Жирно вычеркнуты вторая строка и четвертая. Строфа теперь зазвучала так:

В сад зари лишь одна стезя,
Сгложет рощи октябрьский ветр.
Все познать ничего не взять
Пришол в этот мир поэт.

(Заметьте: нет – и не вставлено! – запятой между «познать» и «ничего», и «пришол» – не «пришел».)

– Ну, зачем, по-вашему, я внес эти правки?

Я знаю поэму наизусть и правку принимаю не безболезненно. Мне жалко, что отброшен образ «череп – мешок слов» и заменен словами об октябре, уже прозвучавшими в третьей главке. Высказать прямо? А не обидится?

– Не поняли? Вы же сами поэт, должны понять. Было шатко: «великий мир» или «великий поэт».

А мне подумалось: подобные замечания («ловля блох») мы в нашей «Зеленой мастерской» постоянно делаем друг другу, но только как бы в учебном порядке – прими, мол, к сведению, чтоб избежать такого же в дальнейшей работе: написанного не правим. А вот Есенин, установившийся и признанный поэт, правит уже напечатанное! Для меня, моих друзей отработанное как бы костенеет. Но как не отметить, что после правки стих стал крепче. И я говорю:

– Что убрали «великий» – это хорошо: «поэт» без эпитета, да еще вынесенный в конец, на рифму, звучит сильней и становится «великим» сам собой, без бахвальства.

Смотрим вместе правку в третьей главке. Здесь ведь тоже, говорю я, сдвиг: для глаза «обручальный», а на слух вроде бы «обручальная овца». Но дело скорее в другом: уже поженили поэта с овцой, к чему теперь поминать обручение? Новым вариантом устранен не только сдвиг – устранена тавтология.

(Через многие годы Анатолий Мариенгоф в своем «Романе без вранья» объяснит, что правка была здесь вызвана не смысловым, а чисто формальным соображением: потребовалось устранить именно эту «обручальную овцу».)

– А можно спросить? – говорю я несколько позже. – Что такое «Трерядница»?
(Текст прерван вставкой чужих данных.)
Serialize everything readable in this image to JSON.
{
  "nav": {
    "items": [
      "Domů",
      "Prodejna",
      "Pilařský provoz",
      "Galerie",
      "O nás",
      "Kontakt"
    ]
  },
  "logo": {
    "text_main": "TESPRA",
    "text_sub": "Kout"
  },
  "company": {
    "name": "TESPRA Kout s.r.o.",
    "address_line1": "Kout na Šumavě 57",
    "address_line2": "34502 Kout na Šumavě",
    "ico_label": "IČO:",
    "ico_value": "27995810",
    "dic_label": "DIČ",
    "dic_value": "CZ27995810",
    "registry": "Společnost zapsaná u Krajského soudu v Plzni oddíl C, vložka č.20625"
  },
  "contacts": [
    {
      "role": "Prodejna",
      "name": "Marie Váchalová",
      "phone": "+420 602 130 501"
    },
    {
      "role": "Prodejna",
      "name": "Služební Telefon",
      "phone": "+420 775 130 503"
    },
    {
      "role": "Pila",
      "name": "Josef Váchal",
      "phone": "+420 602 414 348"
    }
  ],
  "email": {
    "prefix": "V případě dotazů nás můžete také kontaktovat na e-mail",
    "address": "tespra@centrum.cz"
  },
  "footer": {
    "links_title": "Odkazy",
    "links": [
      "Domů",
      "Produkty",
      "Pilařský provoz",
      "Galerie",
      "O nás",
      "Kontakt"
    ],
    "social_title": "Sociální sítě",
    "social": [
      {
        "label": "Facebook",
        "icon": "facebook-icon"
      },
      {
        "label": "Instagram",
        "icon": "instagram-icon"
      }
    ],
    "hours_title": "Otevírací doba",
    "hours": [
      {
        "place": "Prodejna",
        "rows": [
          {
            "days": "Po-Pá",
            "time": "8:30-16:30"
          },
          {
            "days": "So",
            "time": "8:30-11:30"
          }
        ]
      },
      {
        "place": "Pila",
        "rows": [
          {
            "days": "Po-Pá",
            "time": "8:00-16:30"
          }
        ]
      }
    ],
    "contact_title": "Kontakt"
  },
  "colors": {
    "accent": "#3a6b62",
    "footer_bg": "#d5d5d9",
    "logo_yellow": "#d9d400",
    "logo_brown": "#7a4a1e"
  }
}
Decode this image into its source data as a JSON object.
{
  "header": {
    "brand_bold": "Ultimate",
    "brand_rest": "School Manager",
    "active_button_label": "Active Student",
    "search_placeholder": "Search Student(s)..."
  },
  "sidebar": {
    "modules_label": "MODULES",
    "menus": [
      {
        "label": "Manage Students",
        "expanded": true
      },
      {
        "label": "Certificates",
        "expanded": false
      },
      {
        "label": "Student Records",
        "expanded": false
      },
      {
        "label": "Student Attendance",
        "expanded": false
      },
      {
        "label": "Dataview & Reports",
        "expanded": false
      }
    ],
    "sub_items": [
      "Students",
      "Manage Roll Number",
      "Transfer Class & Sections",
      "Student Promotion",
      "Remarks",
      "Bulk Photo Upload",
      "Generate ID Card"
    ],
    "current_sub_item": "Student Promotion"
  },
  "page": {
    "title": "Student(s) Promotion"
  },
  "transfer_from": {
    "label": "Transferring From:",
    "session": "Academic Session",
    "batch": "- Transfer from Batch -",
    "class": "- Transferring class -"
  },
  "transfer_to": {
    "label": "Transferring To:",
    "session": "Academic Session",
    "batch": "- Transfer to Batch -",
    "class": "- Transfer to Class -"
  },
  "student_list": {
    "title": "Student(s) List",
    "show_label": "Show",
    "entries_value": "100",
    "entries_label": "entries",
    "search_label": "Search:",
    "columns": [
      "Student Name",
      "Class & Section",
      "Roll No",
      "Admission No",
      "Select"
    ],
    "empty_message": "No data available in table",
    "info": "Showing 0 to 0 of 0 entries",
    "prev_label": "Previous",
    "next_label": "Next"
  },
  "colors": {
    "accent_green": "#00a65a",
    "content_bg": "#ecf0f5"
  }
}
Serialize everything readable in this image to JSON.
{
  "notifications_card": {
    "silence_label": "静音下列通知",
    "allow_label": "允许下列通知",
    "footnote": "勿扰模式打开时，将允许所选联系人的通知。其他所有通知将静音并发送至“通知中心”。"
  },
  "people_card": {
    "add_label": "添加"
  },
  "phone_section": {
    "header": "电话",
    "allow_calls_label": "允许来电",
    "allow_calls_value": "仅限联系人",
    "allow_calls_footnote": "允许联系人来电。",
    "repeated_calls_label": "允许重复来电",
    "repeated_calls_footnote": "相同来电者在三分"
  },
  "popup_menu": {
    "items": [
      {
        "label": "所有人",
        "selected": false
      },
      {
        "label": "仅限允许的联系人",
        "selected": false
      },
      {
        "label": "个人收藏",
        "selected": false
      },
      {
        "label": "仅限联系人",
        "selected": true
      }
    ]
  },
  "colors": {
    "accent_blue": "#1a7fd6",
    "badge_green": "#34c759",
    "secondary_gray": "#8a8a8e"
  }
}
И Есенин растолковывает мне, что есть особая техника иконописи: изображения – сразу три – делаются на планочках, укрепляемых ребром. Смотришь прямо – видишь один образ, справа поглядишь – другой, слева – третий. Вот такая троякая икона и зовется трерядницей.

Хлястик и канотье

Май двадцатого года, Хлебный переулок. Пьем с Сергеем пойло, морковное, что ли, которое тогда заменяло нам чай.

– Красивая комната, – говорит не в первый раз мой гость и останавливает глаза на курантах. Нет, не старинных: скорее то, что в начале века называлось «стиль модерн» (разные там квадратные розы и чайки под Художественный театр). Комната и впрямь хороша и просторна – все двадцать пять метров!

– Вещи тут не мои. Хозяйка их распродает одну за другой. На очереди эти куранты.

– Нет, нет. Вы их удержите.

– Уже просватаны.

– Не отдавайте. У вас стоят, значит, ваши. Закон!

Но знаю: по закону мне должны оставить на чем спать, стол и стул. Да и сняла я комнату по знакомству – не наживать же врага вместо доброй и заботливой хозяйки.

– Она отдаст за бесценок, деньги проест и через неделю сама пожалеет. Не выпускайте их, – учит Сергей.

– С радостью бы откупила их сама, да не на что. Я же их и просватала.

Понимаю: комната ослепнет, когда их увезут, эти куранты!

Есенин возвращается к окну, к столу: выбирает из «собственной» стопки свой «Голубень». Томик сам собой раскрылся на стихотворении того же названия. Строфа «Ночлег, ночлег…» отчеркнута.

– Что, понравилось? Или, наоборот, смутило?

– Очень понравилось. Это – и еще про коня:

Бредет мой конь, как тихая судьба.

Кстати, в обеих этих строфах есть у вас и шестистопные строки. И еще их несколько. Особый расчет – или нечаянная небрежность?

– Как бы вам сказать… Сознательно, конечно. Это как иной франт велит портному оставить кончик хлястика незакрепленным. Пусть болтается. Нарочитая небрежность.